Some light relief is provided by the announcement by Standard & Poors, the day before Bear imploded, that the worst was over. This will go down with Irving Fisher’s comment in late 1929, that the stock market had reached “what looks like a permanently high plateau”. But at least Fisher wasn’t being paid to judge the stock market. Surely it’s now time to kill off the quasi-official role of the ratings agencies, as Justin Fox has just argued in Time
Looking ahead, the limits of the white knight strategy employed in this case must be approaching. JPM will take a while digesting this mess, and Bank of America has already done its bit when it agreed to rescue Countrywide. The other big banks have their own problems. Any future maidens in distress will have to look directly to Uncle Sam for a rescue.

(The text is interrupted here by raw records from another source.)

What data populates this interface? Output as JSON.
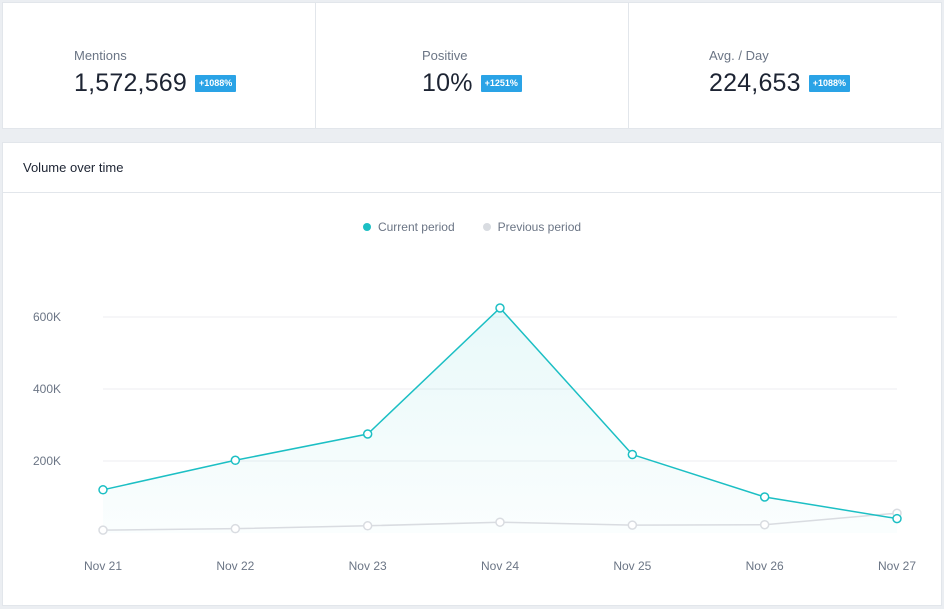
{
  "stats": [
    {
      "label": "Mentions",
      "value": "1,572,569",
      "badge": "+1088%"
    },
    {
      "label": "Positive",
      "value": "10%",
      "badge": "+1251%"
    },
    {
      "label": "Avg. / Day",
      "value": "224,653",
      "badge": "+1088%"
    }
  ],
  "panel": {
    "title": "Volume over time"
  },
  "colors": {
    "current": "#1cbfc4",
    "previous": "#d9dce1",
    "badge": "#2aa3e6"
  },
  "chart_data": {
    "type": "line",
    "x": [
      "Nov 21",
      "Nov 22",
      "Nov 23",
      "Nov 24",
      "Nov 25",
      "Nov 26",
      "Nov 27"
    ],
    "series": [
      {
        "name": "Current period",
        "values": [
          120000,
          202000,
          275000,
          625000,
          218000,
          100000,
          40000
        ],
        "area": true
      },
      {
        "name": "Previous period",
        "values": [
          8000,
          12000,
          20000,
          30000,
          22000,
          23000,
          55000
        ],
        "area": false
      }
    ],
    "yticks": [
      200000,
      400000,
      600000
    ],
    "ytick_labels": [
      "200K",
      "400K",
      "600K"
    ],
    "ylim": [
      0,
      650000
    ],
    "grid": true,
    "legend": "top-center"
  }
}
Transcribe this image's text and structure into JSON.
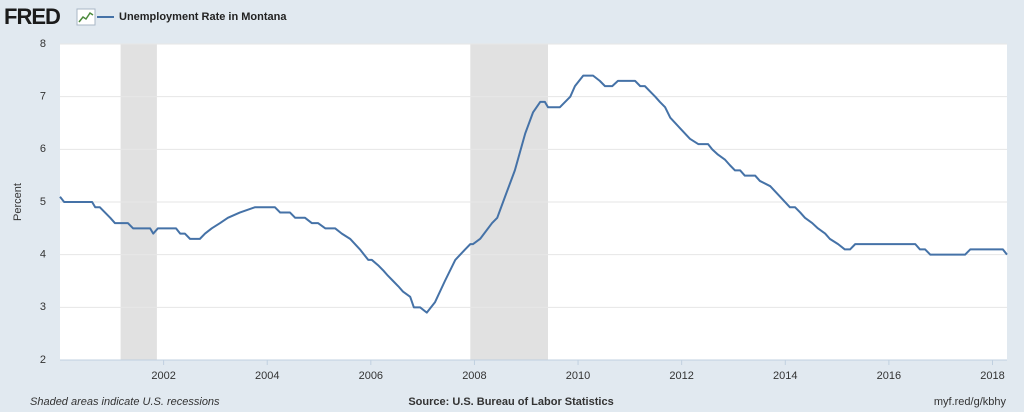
{
  "chart_data": {
    "type": "line",
    "logo": "FRED",
    "ylabel": "Percent",
    "note": "Shaded areas indicate U.S. recessions",
    "source": "Source: U.S. Bureau of Labor Statistics",
    "link": "myf.red/g/kbhy",
    "x": [
      2000.0,
      2000.08,
      2000.62,
      2000.68,
      2000.77,
      2000.87,
      2000.97,
      2001.06,
      2001.31,
      2001.41,
      2001.74,
      2001.8,
      2001.89,
      2002.24,
      2002.32,
      2002.41,
      2002.51,
      2002.7,
      2002.8,
      2002.93,
      2003.09,
      2003.24,
      2003.47,
      2003.76,
      2004.15,
      2004.25,
      2004.44,
      2004.54,
      2004.73,
      2004.86,
      2004.98,
      2005.12,
      2005.31,
      2005.44,
      2005.6,
      2005.79,
      2005.95,
      2006.02,
      2006.14,
      2006.24,
      2006.33,
      2006.43,
      2006.53,
      2006.62,
      2006.76,
      2006.83,
      2006.95,
      2007.08,
      2007.24,
      2007.43,
      2007.63,
      2007.82,
      2007.92,
      2007.97,
      2008.11,
      2008.34,
      2008.44,
      2008.59,
      2008.78,
      2008.98,
      2009.13,
      2009.27,
      2009.36,
      2009.42,
      2009.65,
      2009.75,
      2009.85,
      2009.94,
      2010.1,
      2010.29,
      2010.42,
      2010.52,
      2010.66,
      2010.77,
      2011.1,
      2011.2,
      2011.29,
      2011.39,
      2011.49,
      2011.58,
      2011.68,
      2011.78,
      2011.97,
      2012.16,
      2012.32,
      2012.51,
      2012.59,
      2012.7,
      2012.84,
      2012.93,
      2013.03,
      2013.13,
      2013.22,
      2013.42,
      2013.51,
      2013.71,
      2013.9,
      2014.09,
      2014.19,
      2014.29,
      2014.38,
      2014.52,
      2014.63,
      2014.77,
      2014.86,
      2015.02,
      2015.15,
      2015.25,
      2015.35,
      2016.51,
      2016.6,
      2016.7,
      2016.8,
      2017.47,
      2017.57,
      2018.2,
      2018.28
    ],
    "series": [
      {
        "name": "Unemployment Rate in Montana",
        "color": "#4572a7",
        "values": [
          5.1,
          5.0,
          5.0,
          4.9,
          4.9,
          4.8,
          4.7,
          4.6,
          4.6,
          4.5,
          4.5,
          4.4,
          4.5,
          4.5,
          4.4,
          4.4,
          4.3,
          4.3,
          4.4,
          4.5,
          4.6,
          4.7,
          4.8,
          4.9,
          4.9,
          4.8,
          4.8,
          4.7,
          4.7,
          4.6,
          4.6,
          4.5,
          4.5,
          4.4,
          4.3,
          4.1,
          3.9,
          3.9,
          3.8,
          3.7,
          3.6,
          3.5,
          3.4,
          3.3,
          3.2,
          3.0,
          3.0,
          2.9,
          3.1,
          3.5,
          3.9,
          4.1,
          4.2,
          4.2,
          4.3,
          4.6,
          4.7,
          5.1,
          5.6,
          6.3,
          6.7,
          6.9,
          6.9,
          6.8,
          6.8,
          6.9,
          7.0,
          7.2,
          7.4,
          7.4,
          7.3,
          7.2,
          7.2,
          7.3,
          7.3,
          7.2,
          7.2,
          7.1,
          7.0,
          6.9,
          6.8,
          6.6,
          6.4,
          6.2,
          6.1,
          6.1,
          6.0,
          5.9,
          5.8,
          5.7,
          5.6,
          5.6,
          5.5,
          5.5,
          5.4,
          5.3,
          5.1,
          4.9,
          4.9,
          4.8,
          4.7,
          4.6,
          4.5,
          4.4,
          4.3,
          4.2,
          4.1,
          4.1,
          4.2,
          4.2,
          4.1,
          4.1,
          4.0,
          4.0,
          4.1,
          4.1,
          4.0
        ]
      }
    ],
    "recessions": [
      [
        2001.17,
        2001.87
      ],
      [
        2007.92,
        2009.42
      ]
    ],
    "xlim": [
      2000,
      2018.28
    ],
    "xticks": [
      2002,
      2004,
      2006,
      2008,
      2010,
      2012,
      2014,
      2016,
      2018
    ],
    "ylim": [
      2,
      8
    ],
    "yticks": [
      2,
      3,
      4,
      5,
      6,
      7,
      8
    ],
    "grid": true
  }
}
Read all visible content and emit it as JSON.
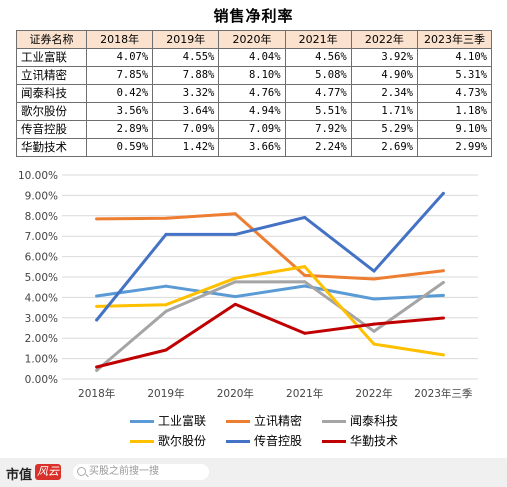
{
  "title": "销售净利率",
  "table": {
    "header": [
      "证券名称",
      "2018年",
      "2019年",
      "2020年",
      "2021年",
      "2022年",
      "2023年三季"
    ],
    "rows": [
      [
        "工业富联",
        "4.07%",
        "4.55%",
        "4.04%",
        "4.56%",
        "3.92%",
        "4.10%"
      ],
      [
        "立讯精密",
        "7.85%",
        "7.88%",
        "8.10%",
        "5.08%",
        "4.90%",
        "5.31%"
      ],
      [
        "闻泰科技",
        "0.42%",
        "3.32%",
        "4.76%",
        "4.77%",
        "2.34%",
        "4.73%"
      ],
      [
        "歌尔股份",
        "3.56%",
        "3.64%",
        "4.94%",
        "5.51%",
        "1.71%",
        "1.18%"
      ],
      [
        "传音控股",
        "2.89%",
        "7.09%",
        "7.09%",
        "7.92%",
        "5.29%",
        "9.10%"
      ],
      [
        "华勤技术",
        "0.59%",
        "1.42%",
        "3.66%",
        "2.24%",
        "2.69%",
        "2.99%"
      ]
    ]
  },
  "chart_data": {
    "type": "line",
    "title": "",
    "xlabel": "",
    "ylabel": "",
    "categories": [
      "2018年",
      "2019年",
      "2020年",
      "2021年",
      "2022年",
      "2023年三季"
    ],
    "ylim": [
      0,
      10
    ],
    "yticks": [
      "0.00%",
      "1.00%",
      "2.00%",
      "3.00%",
      "4.00%",
      "5.00%",
      "6.00%",
      "7.00%",
      "8.00%",
      "9.00%",
      "10.00%"
    ],
    "grid": true,
    "legend_position": "bottom",
    "series": [
      {
        "name": "工业富联",
        "color": "#5b9bd5",
        "values": [
          4.07,
          4.55,
          4.04,
          4.56,
          3.92,
          4.1
        ]
      },
      {
        "name": "立讯精密",
        "color": "#ed7d31",
        "values": [
          7.85,
          7.88,
          8.1,
          5.08,
          4.9,
          5.31
        ]
      },
      {
        "name": "闻泰科技",
        "color": "#a5a5a5",
        "values": [
          0.42,
          3.32,
          4.76,
          4.77,
          2.34,
          4.73
        ]
      },
      {
        "name": "歌尔股份",
        "color": "#ffc000",
        "values": [
          3.56,
          3.64,
          4.94,
          5.51,
          1.71,
          1.18
        ]
      },
      {
        "name": "传音控股",
        "color": "#4472c4",
        "values": [
          2.89,
          7.09,
          7.09,
          7.92,
          5.29,
          9.1
        ]
      },
      {
        "name": "华勤技术",
        "color": "#c00000",
        "values": [
          0.59,
          1.42,
          3.66,
          2.24,
          2.69,
          2.99
        ]
      }
    ]
  },
  "footer": {
    "logo_text": "市值",
    "logo_mark": "风云",
    "search_placeholder": "买股之前搜一搜"
  }
}
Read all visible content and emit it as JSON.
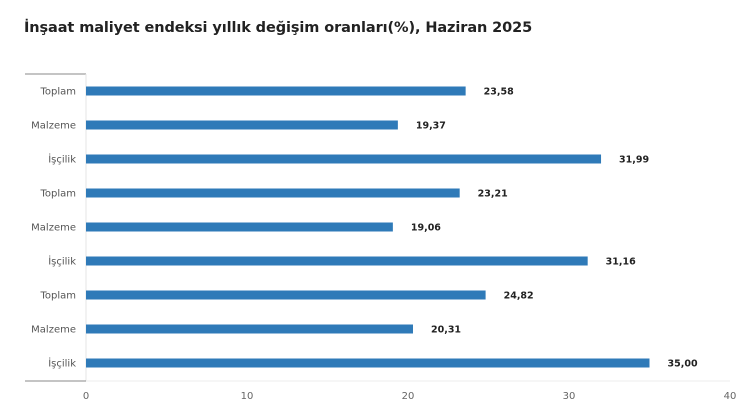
{
  "chart_data": {
    "type": "bar",
    "orientation": "horizontal",
    "title": "İnşaat maliyet endeksi yıllık değişim oranları(%), Haziran 2025",
    "categories": [
      "Toplam",
      "Malzeme",
      "İşçilik",
      "Toplam",
      "Malzeme",
      "İşçilik",
      "Toplam",
      "Malzeme",
      "İşçilik"
    ],
    "values": [
      23.58,
      19.37,
      31.99,
      23.21,
      19.06,
      31.16,
      24.82,
      20.31,
      35.0
    ],
    "value_labels": [
      "23,58",
      "19,37",
      "31,99",
      "23,21",
      "19,06",
      "31,16",
      "24,82",
      "20,31",
      "35,00"
    ],
    "xlim": [
      0,
      40
    ],
    "xticks": [
      "0",
      "10",
      "20",
      "30",
      "40"
    ],
    "xlabel": "",
    "ylabel": "",
    "grid": false,
    "bar_color": "#2f7ab8"
  }
}
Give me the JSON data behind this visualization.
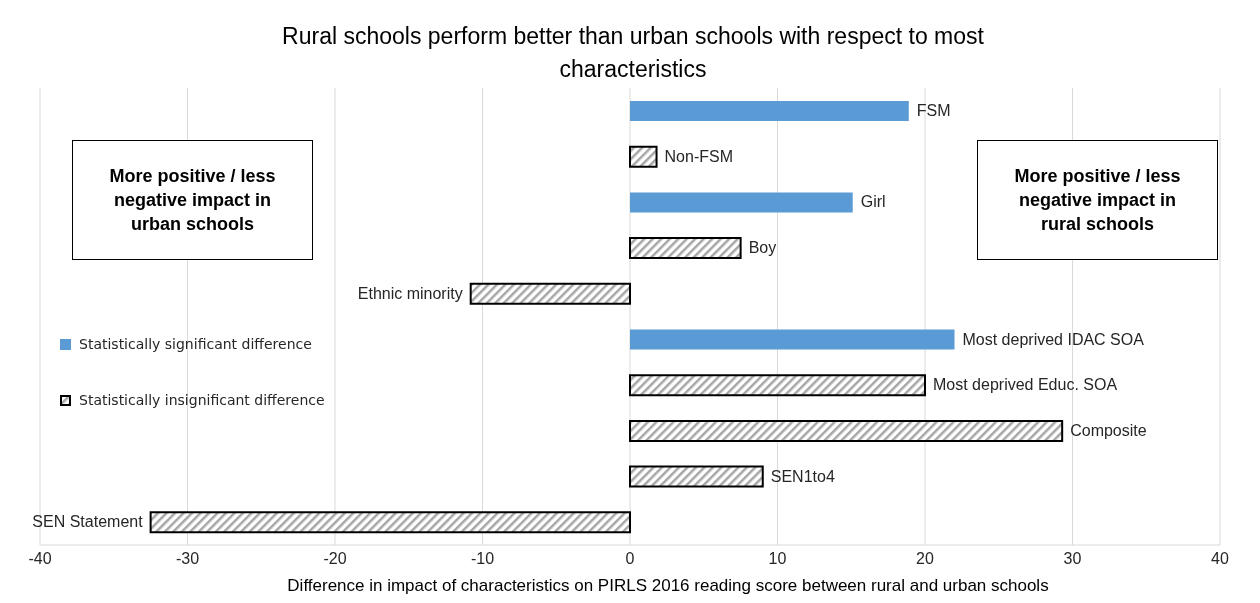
{
  "chart_data": {
    "type": "bar",
    "orientation": "horizontal",
    "stacked": true,
    "title": "Rural schools perform better than urban schools with respect to most characteristics",
    "xlabel": "Difference in impact of characteristics on PIRLS 2016 reading score between rural and urban schools",
    "categories": [
      "FSM",
      "Non-FSM",
      "Girl",
      "Boy",
      "Ethnic minority",
      "Most deprived IDAC SOA",
      "Most deprived Educ. SOA",
      "Composite",
      "SEN1to4",
      "SEN Statement"
    ],
    "series": [
      {
        "name": "Statistically significant difference",
        "color": "#5b9bd5",
        "values": [
          18.9,
          null,
          15.1,
          null,
          null,
          22.0,
          null,
          null,
          null,
          null
        ]
      },
      {
        "name": "Statistically insignificant difference",
        "color": "#000000",
        "values": [
          null,
          1.8,
          null,
          7.5,
          -10.8,
          null,
          20.0,
          29.3,
          9.0,
          -32.5
        ]
      }
    ],
    "xlim": [
      -40,
      40
    ],
    "xticks": [
      -40,
      -30,
      -20,
      -10,
      0,
      10,
      20,
      30,
      40
    ],
    "grid": "x",
    "legend": "left",
    "annotations": [
      "More positive / less negative impact in urban schools",
      "More positive / less negative impact in rural schools"
    ]
  }
}
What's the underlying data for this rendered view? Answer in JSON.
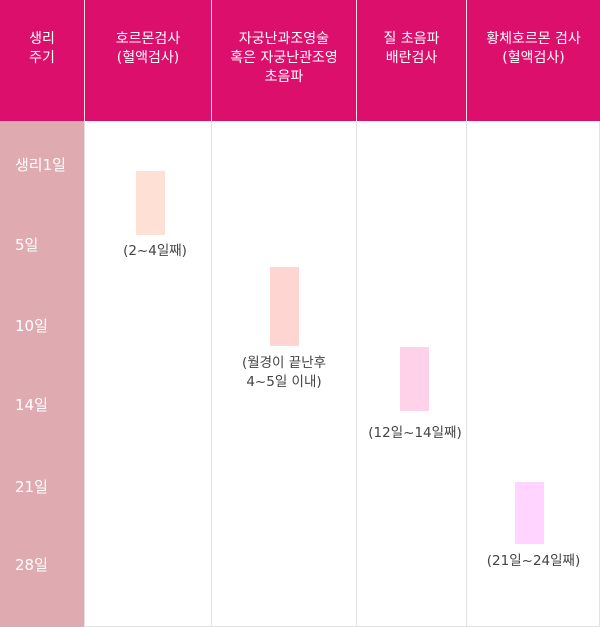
{
  "header": {
    "period": "생리\n주기",
    "hormone": "호르몬검사\n(혈액검사)",
    "hsg": "자궁난과조영술\n혹은 자궁난관조영\n초음파",
    "ultrasound": "질 초음파\n배란검사",
    "progesterone": "황체호르몬 검사\n(혈액검사)"
  },
  "periods": [
    "생리1일",
    "5일",
    "10일",
    "14일",
    "21일",
    "28일"
  ],
  "tests": {
    "hormone": {
      "note": "(2~4일째)",
      "color": "#ffe0d4"
    },
    "hsg": {
      "note": "(월경이 끝난후\n4~5일 이내)",
      "color": "#ffd5d2"
    },
    "ultrasound": {
      "note": "(12일~14일째)",
      "color": "#ffd2ea"
    },
    "progesterone": {
      "note": "(21일~24일째)",
      "color": "#ffd5ff"
    }
  },
  "colors": {
    "header_bg": "#dd0f6d",
    "period_bg": "#e0aab1",
    "grid": "#e2e2e2"
  }
}
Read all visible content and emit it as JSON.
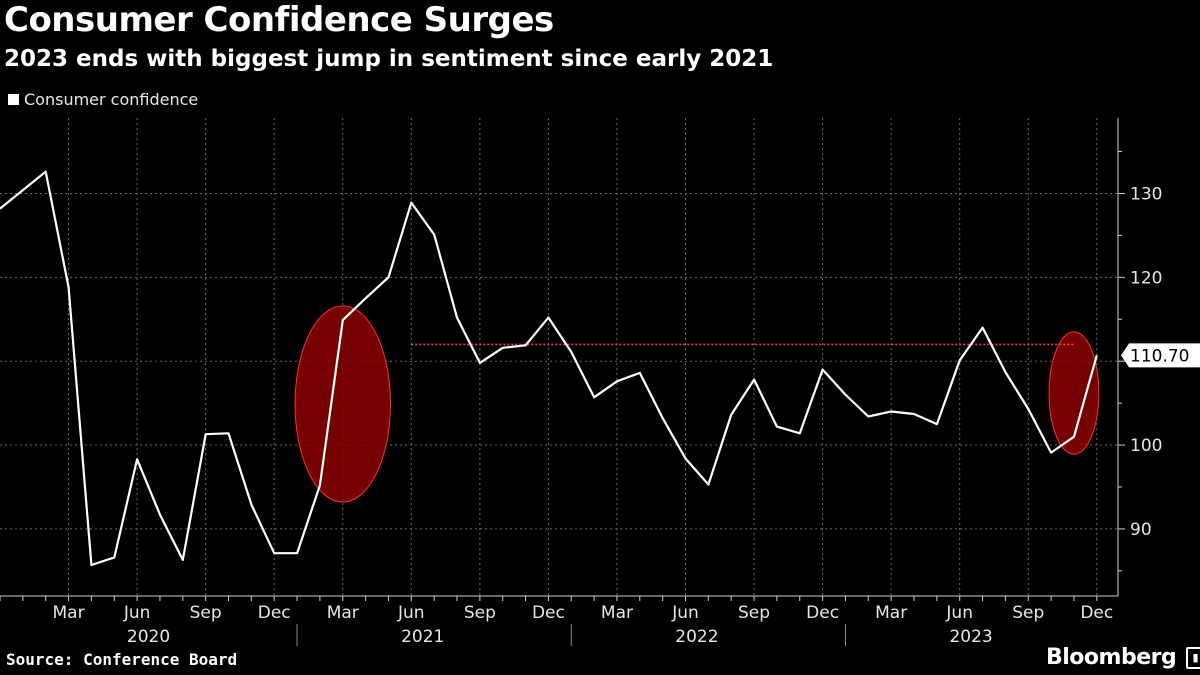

Update Readers used to the natural order of things might be concerned by the implication that with such a giveaway price, the top brass at BS might be forced to bear the financial consequences of events that were obviously beyond their control. Never fear. According to this Reuters report in the Guardian, while most employees up to junior executive levels will lose both their jobs and the shares they were encouraged to buy, with no “golden parachutes:
JPMorgan Chief Financial Officer Mike Cavanagh late Sunday said taking over Bear would generate about $6 billion in merger-related costs.
JPMorgan has not broken down those figures, but much of that will be earmarked for severance pay and potential exit packages for top executives like Schwartz.
A person familiar with the transaction told Reuters that roughly $1 billion of those costs would be earmarked for severance and retention.